Torture and Massacre – Japanese colonial government liberally tortured those who were arrested on the suspicion of independence movement for Korea. The most well-documented case is that of Yoo, Guan-soon, who was a 19-year-old student of Ewha School when she played a key role in organizing the March 1st Movement, the largest mass-protest against the Japanese rule in 1919. Yoo was arrested and died in prison; her teachers at Ewha were able to retrieve her body because Ewha was established by Americans and Principal James Fry of Ewha threatened diplomatic actions if the body was not returned. The returned body of Yoo was in six pieces; her scalp was missing; her nose and ears had been cut off, and all of her finger and toenails were plucked off.

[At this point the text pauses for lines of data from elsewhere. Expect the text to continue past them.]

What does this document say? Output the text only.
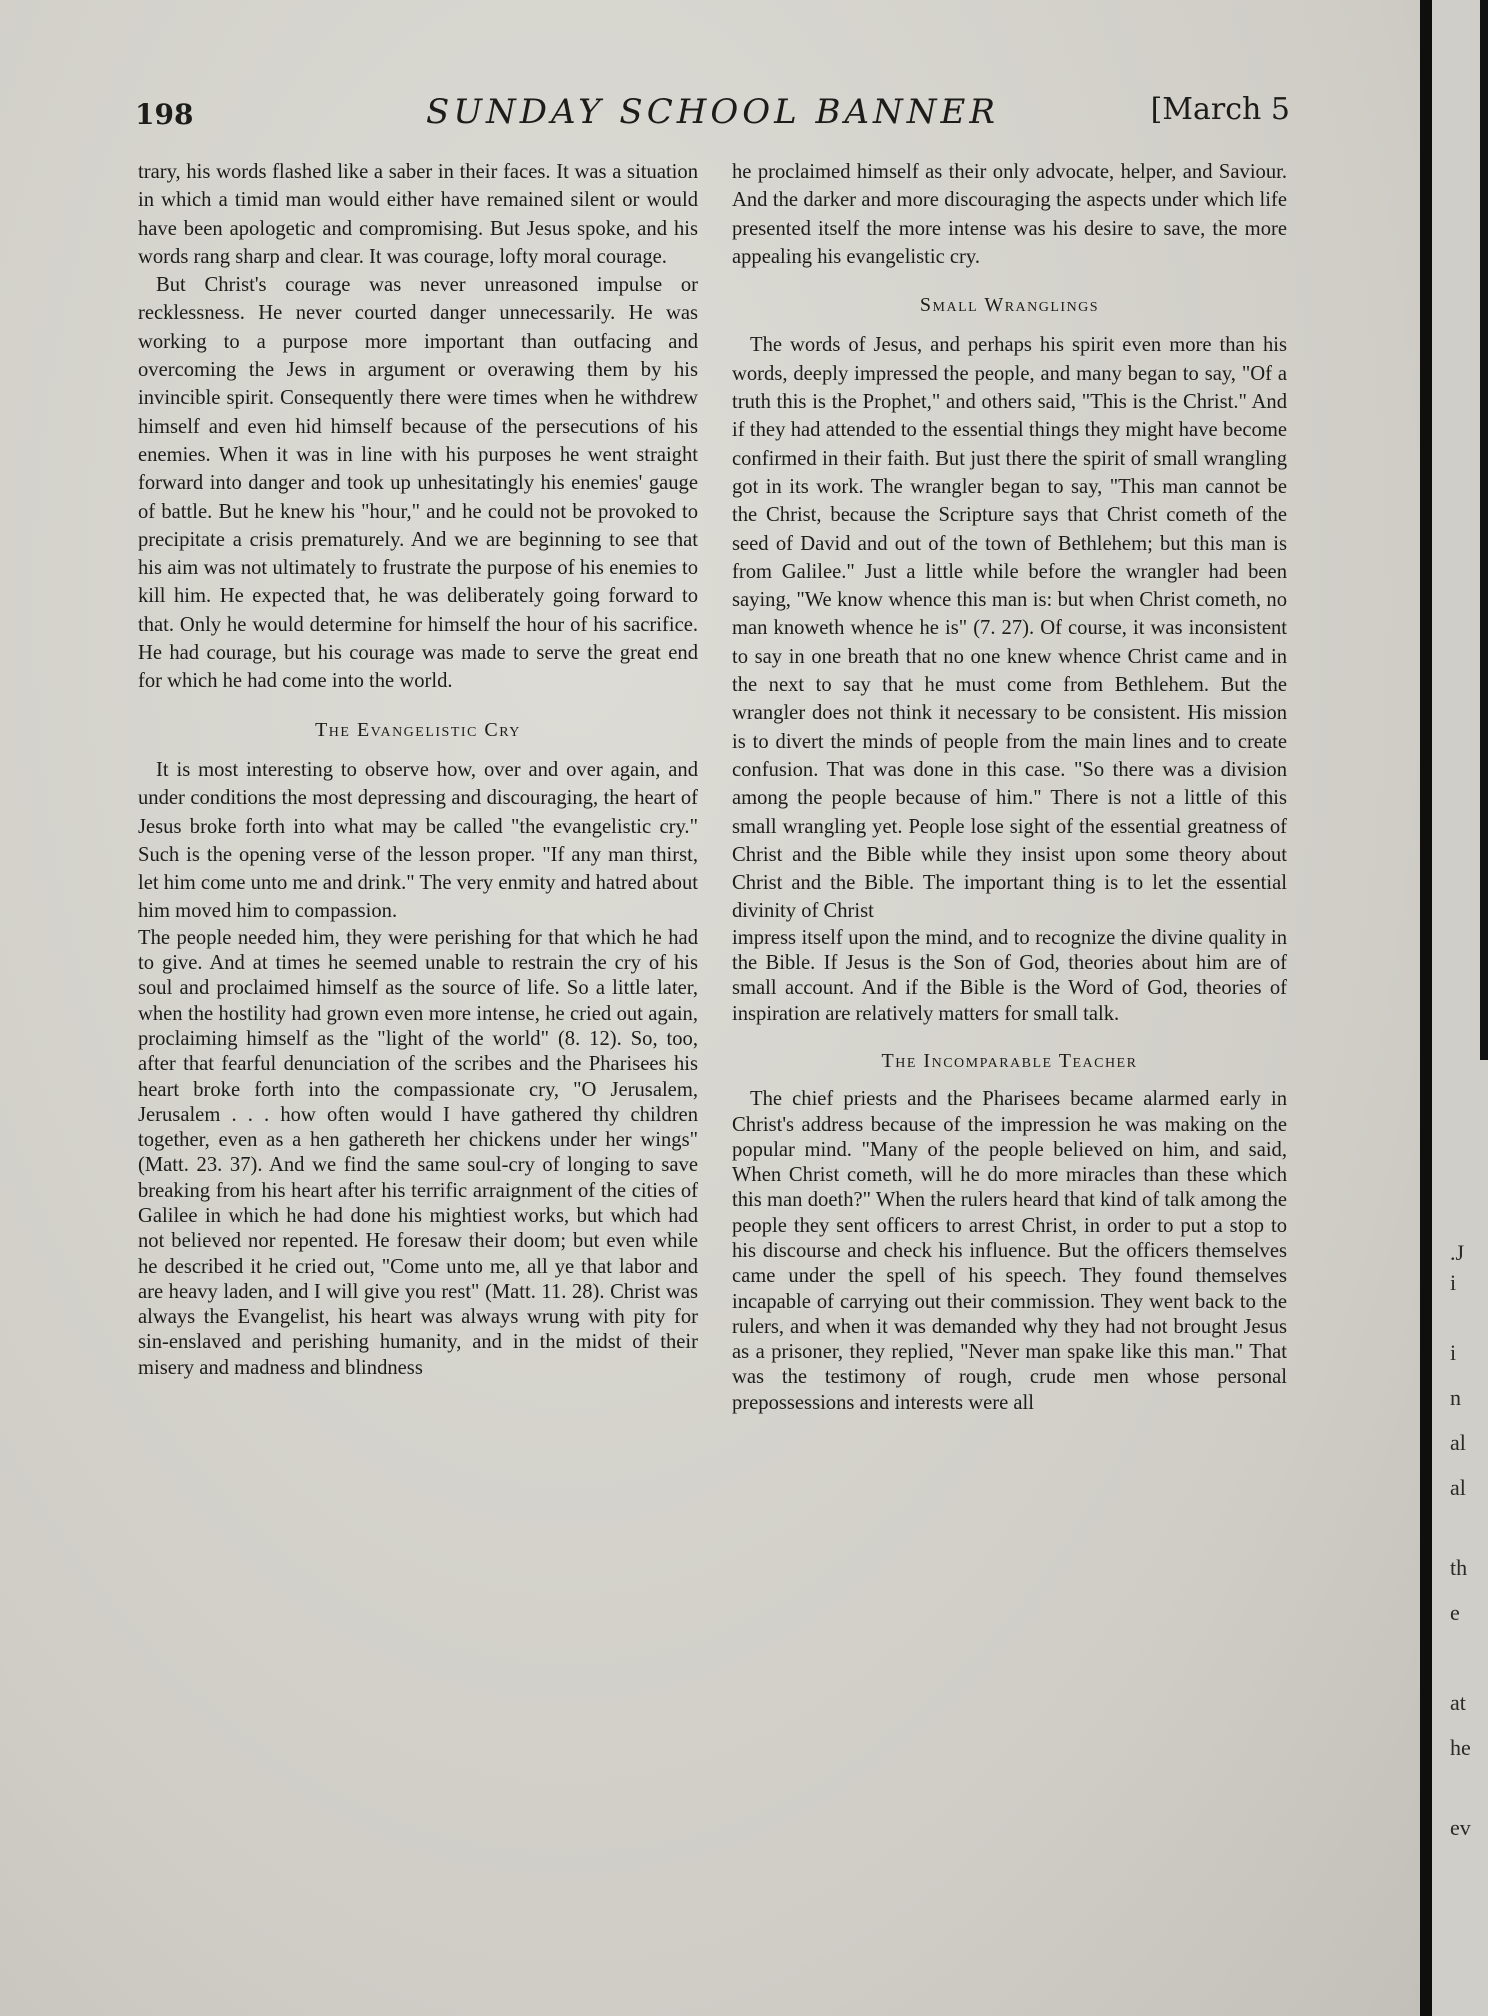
198	SUNDAY SCHOOL BANNER	[March 5

trary, his words flashed like a saber in their faces. It was a situation in which a timid man would either have remained silent or would have been apologetic and compromising. But Jesus spoke, and his words rang sharp and clear. It was courage, lofty moral courage.

But Christ's courage was never unreasoned impulse or recklessness. He never courted danger unnecessarily. He was working to a purpose more important than outfacing and overcoming the Jews in argument or overawing them by his invincible spirit. Consequently there were times when he withdrew himself and even hid himself because of the persecutions of his enemies. When it was in line with his purposes he went straight forward into danger and took up unhesitatingly his enemies' gauge of battle. But he knew his "hour," and he could not be provoked to precipitate a crisis prematurely. And we are beginning to see that his aim was not ultimately to frustrate the purpose of his enemies to kill him. He expected that, he was deliberately going forward to that. Only he would determine for himself the hour of his sacrifice. He had courage, but his courage was made to serve the great end for which he had come into the world.

The Evangelistic Cry

It is most interesting to observe how, over and over again, and under conditions the most depressing and discouraging, the heart of Jesus broke forth into what may be called "the evangelistic cry." Such is the opening verse of the lesson proper. "If any man thirst, let him come unto me and drink." The very enmity and hatred about him moved him to compassion.

The people needed him, they were perishing for that which he had to give. And at times he seemed unable to restrain the cry of his soul and proclaimed himself as the source of life. So a little later, when the hostility had grown even more intense, he cried out again, proclaiming himself as the "light of the world" (8. 12). So, too, after that fearful denunciation of the scribes and the Pharisees his heart broke forth into the compassionate cry, "O Jerusalem, Jerusalem . . . how often would I have gathered thy children together, even as a hen gathereth her chickens under her wings" (Matt. 23. 37). And we find the same soul-cry of longing to save breaking from his heart after his terrific arraignment of the cities of Galilee in which he had done his mightiest works, but which had not believed nor repented. He foresaw their doom; but even while he described it he cried out, "Come unto me, all ye that labor and are heavy laden, and I will give you rest" (Matt. 11. 28). Christ was always the Evangelist, his heart was always wrung with pity for sin-enslaved and perishing humanity, and in the midst of their misery and madness and blindness

he proclaimed himself as their only advocate, helper, and Saviour. And the darker and more discouraging the aspects under which life presented itself the more intense was his desire to save, the more appealing his evangelistic cry.

Small Wranglings

The words of Jesus, and perhaps his spirit even more than his words, deeply impressed the people, and many began to say, "Of a truth this is the Prophet," and others said, "This is the Christ." And if they had attended to the essential things they might have become confirmed in their faith. But just there the spirit of small wrangling got in its work. The wrangler began to say, "This man cannot be the Christ, because the Scripture says that Christ cometh of the seed of David and out of the town of Bethlehem; but this man is from Galilee." Just a little while before the wrangler had been saying, "We know whence this man is: but when Christ cometh, no man knoweth whence he is" (7. 27). Of course, it was inconsistent to say in one breath that no one knew whence Christ came and in the next to say that he must come from Bethlehem. But the wrangler does not think it necessary to be consistent. His mission is to divert the minds of people from the main lines and to create confusion. That was done in this case. "So there was a division among the people because of him." There is not a little of this small wrangling yet. People lose sight of the essential greatness of Christ and the Bible while they insist upon some theory about Christ and the Bible. The important thing is to let the essential divinity of Christ

impress itself upon the mind, and to recognize the divine quality in the Bible. If Jesus is the Son of God, theories about him are of small account. And if the Bible is the Word of God, theories of inspiration are relatively matters for small talk.

The Incomparable Teacher

The chief priests and the Pharisees became alarmed early in Christ's address because of the impression he was making on the popular mind. "Many of the people believed on him, and said, When Christ cometh, will he do more miracles than these which this man doeth?" When the rulers heard that kind of talk among the people they sent officers to arrest Christ, in order to put a stop to his discourse and check his influence. But the officers themselves came under the spell of his speech. They found themselves incapable of carrying out their commission. They went back to the rulers, and when it was demanded why they had not brought Jesus as a prisoner, they replied, "Never man spake like this man." That was the testimony of rough, crude men whose personal prepossessions and interests were all

.J
i
i
n
al
al
th
e
at
he
ev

Brutal suppression of independence movement was not limited to individuals. In response to the March 1st Movement, in April 5th, 1919, Japanese military police marched into a village of Je-am-li, a village known for its Christian-based independence movement. The police rounded up roughly 30 Christians in the village into the town church, locked the doors and set the building on fire. 22 died trapped in the building, and 8 were shot outside of the church as they tried to escape.
Comfort Women – As World War II raged on, the Japanese military, directly and indirectly, rounded up between 100,000 and 200,000 women to be used sex slaves, euphemistically called “Comfort Women”, for the Japanese soldiers. These women were usually raped 20 times a day, and as many as 40 times a day, according to accounts from survivors. The women were mostly Korean and Chinese, but there were also a few Dutch and Australian (read: white) women kidnapped from Dutch Indies and various Pacific islands. Read the Wikipedia article here.
Unit 731 – this one is so incredibly depraved that the Korean can’t even go into describing it. He will only say that it was a secret medical unit of the Japanese military, conducting various human experiments. The Wikipedia entry is here. Just read it.
So, why do Koreans hate the Japanese?
How can they not?
-EDIT Oct. 21, 2008 7:07 p.m. EST- While the Korean put this part of the Korea-Japan saga as a representative sample, please remember that this is only one part of a four-part series. The Korean has been noticing that many of the comments here could have been addressed simply by reading other parts of the series. Therefore, please read all four parts before expressing any opinion. The Korean believes his readers are intelligent: waiting to grasp the full picture before opening one's mouth is the least that an intelligent person can do.